He blinked. Stared for a second, and said, “You’re telling me I’m in for a lot of hard work.”
“What I’m trying to tell you is that you can’t possibly do the job you’re promising to do. You have no idea what you’re letting yourself in for.”
“I will get the work done and do as good a job—or a better job—than the company currently providing the services.”
The man was determined.
A characteristic she admired. A lot.
“My brother’s quality of life depends on him having that therapy.” His gaze spoke directly to her heart.
He wasn’t getting it. She couldn’t have him around.
“There are only so many hours in a day and you’ll still have to earn a living.”
“Before he went in for surgery, Darin was experiencing serious bouts of depression,” he said. “They were growing increasingly worse, with times of moroseness similar to what we went through about a year after his accident. If he ends up paralyzed for life, I’m going to lose him.”
The man’s desperation was understandable.
“I’ll get the work done,” Grant Bishop said again, the words as firm as any promise she’d ever heard. “I generally do the design work and the guys do the physical labor, which leaves me evenings to focus completely on Darin. If I have to, I’ll spend the days out in the yards here, and do my design work at night. Darin needs this therapy more than he needs trips to baseball games with me. And I swear to you, your residents will have nothing to fear from either me or Darin. He’s like he is because he was protecting a woman.”
The cause of Darin’s condition, the stingray barb lodged in his brain, had been in his file. The circumstances that had caused that barb to be there were not.
She couldn’t help herself. “What happened?” she asked.
Boundaries! The word screamed in her brain. Vital rule of health care—keep your boundaries.
But things were different at the Stand.
“He and his wife were scuba diving. She got tangled in her line and was losing all of her air. He got her untangled but was attacked by the stingray during the process so it took him longer than it should have. Badly bleeding and half out of his mind, he still got her up to the surface.”
“Darin’s married?”
“Was.”
“She left him? After he saved her life?” Because he was brain damaged. Some people were that selfish.
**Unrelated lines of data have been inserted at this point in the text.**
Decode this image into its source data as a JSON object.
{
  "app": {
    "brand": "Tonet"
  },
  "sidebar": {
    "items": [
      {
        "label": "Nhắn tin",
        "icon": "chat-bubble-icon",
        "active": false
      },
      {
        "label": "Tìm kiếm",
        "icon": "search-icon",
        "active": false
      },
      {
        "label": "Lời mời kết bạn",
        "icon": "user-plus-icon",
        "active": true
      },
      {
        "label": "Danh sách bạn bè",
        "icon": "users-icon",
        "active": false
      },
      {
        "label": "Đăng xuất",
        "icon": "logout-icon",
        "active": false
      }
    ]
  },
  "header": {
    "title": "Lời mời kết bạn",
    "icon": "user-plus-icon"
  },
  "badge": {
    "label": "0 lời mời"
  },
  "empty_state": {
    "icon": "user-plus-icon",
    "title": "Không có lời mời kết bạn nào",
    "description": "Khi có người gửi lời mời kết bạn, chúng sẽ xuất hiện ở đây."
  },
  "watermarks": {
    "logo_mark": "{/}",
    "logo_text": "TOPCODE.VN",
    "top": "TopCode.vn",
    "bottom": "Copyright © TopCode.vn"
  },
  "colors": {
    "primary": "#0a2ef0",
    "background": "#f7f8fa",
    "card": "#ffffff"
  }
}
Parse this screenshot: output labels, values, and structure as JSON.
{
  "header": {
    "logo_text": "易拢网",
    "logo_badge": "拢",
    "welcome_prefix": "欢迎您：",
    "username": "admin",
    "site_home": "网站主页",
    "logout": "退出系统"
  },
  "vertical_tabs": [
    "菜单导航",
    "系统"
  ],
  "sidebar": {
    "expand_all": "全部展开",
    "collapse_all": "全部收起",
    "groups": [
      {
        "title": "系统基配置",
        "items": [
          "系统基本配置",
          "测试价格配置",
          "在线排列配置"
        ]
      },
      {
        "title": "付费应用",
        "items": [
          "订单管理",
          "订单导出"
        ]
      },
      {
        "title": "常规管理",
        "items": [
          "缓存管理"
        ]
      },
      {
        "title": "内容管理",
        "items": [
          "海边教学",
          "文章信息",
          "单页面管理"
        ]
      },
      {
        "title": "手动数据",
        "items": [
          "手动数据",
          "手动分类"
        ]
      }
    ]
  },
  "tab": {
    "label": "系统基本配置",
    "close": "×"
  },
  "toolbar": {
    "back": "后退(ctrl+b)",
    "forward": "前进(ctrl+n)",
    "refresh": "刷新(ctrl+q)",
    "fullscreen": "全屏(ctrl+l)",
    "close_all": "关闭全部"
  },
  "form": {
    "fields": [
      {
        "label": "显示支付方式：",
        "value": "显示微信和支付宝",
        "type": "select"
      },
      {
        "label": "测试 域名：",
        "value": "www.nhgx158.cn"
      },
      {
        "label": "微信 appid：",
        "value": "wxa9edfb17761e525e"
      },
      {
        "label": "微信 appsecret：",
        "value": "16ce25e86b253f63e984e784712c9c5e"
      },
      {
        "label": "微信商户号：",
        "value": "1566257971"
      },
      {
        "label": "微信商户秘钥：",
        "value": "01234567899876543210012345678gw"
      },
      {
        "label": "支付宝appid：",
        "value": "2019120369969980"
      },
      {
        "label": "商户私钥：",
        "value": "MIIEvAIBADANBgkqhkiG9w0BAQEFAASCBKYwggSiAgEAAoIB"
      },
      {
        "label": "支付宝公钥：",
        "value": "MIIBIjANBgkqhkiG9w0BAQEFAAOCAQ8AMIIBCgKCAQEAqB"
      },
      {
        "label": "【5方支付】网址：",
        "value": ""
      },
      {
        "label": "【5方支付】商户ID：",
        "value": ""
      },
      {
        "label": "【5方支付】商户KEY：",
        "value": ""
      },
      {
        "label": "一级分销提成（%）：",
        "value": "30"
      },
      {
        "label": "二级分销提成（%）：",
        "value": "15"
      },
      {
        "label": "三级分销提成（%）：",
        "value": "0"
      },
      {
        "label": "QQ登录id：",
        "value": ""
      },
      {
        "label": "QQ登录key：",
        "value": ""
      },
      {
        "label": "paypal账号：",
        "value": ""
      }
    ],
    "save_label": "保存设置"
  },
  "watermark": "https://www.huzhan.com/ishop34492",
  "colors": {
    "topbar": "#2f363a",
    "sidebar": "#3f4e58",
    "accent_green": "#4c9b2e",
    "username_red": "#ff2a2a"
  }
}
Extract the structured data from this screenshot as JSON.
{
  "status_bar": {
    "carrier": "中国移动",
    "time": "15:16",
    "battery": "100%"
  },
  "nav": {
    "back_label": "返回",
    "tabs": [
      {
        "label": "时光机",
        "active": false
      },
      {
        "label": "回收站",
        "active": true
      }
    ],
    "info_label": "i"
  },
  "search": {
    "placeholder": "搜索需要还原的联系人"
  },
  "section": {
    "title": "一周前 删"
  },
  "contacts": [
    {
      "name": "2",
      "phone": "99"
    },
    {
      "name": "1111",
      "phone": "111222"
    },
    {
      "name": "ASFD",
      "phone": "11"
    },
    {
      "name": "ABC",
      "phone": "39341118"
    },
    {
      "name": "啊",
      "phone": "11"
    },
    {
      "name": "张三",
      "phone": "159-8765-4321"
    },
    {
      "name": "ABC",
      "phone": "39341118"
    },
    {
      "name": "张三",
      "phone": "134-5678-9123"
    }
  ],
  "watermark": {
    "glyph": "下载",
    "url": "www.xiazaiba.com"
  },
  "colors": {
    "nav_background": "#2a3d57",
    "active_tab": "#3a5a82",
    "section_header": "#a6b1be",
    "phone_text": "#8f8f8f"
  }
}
“She died. She was gone by the time they got her out of the water.”
“After he went through all that she didn’t make it?”
Grant swallowed, and that told her more than any words he could have said.
“If there was anywhere else I could afford to get the quality of therapy he needs, I’d be pounding on their door, too.” Grant Bishop’s quiet words fell into the silence. “Dr. Zimmer said that The Lemonade Stand is Darin’s best hope. Apparently, your therapist has a group session for the mentally handicapped.”
“Yes,” Lynn said. “She specializes in working with emotionally—and mentally—handicapped patients who are also physically injured.” The group session for the mentally handicapped had only one patient at the moment.
“Dr. Zimmer indicated that she’s good at encouraging the hopeless to find hope,” Grant Bishop said, looking her straight in the eye.
They were her own words to Dr. Zimmer the last time she’d seen him.
Grant said Darin had been suffering from depression even before the surgery. Lynn surmised that without sensitivity to Darin’s emotional issues, physical therapy might do him no good at all.
The Lemonade Stand, founded by a young man who’d grown up in an abusive household, existed to help save and protect human life. In a very real sense, Darin’s life depended on them. If the landscaping work was too much for Grant’s small company, they could hire out half of the landscaping, help Darin and still save the Stand some money.
“I’ll make a recommendation,” Lynn told the man. “Talk to your brother to make certain that you’ll have his cooperation with your plan, and call me in the morning.”
Call me in the morning. The words were a medical cliché, and in this case, they were a promise, too.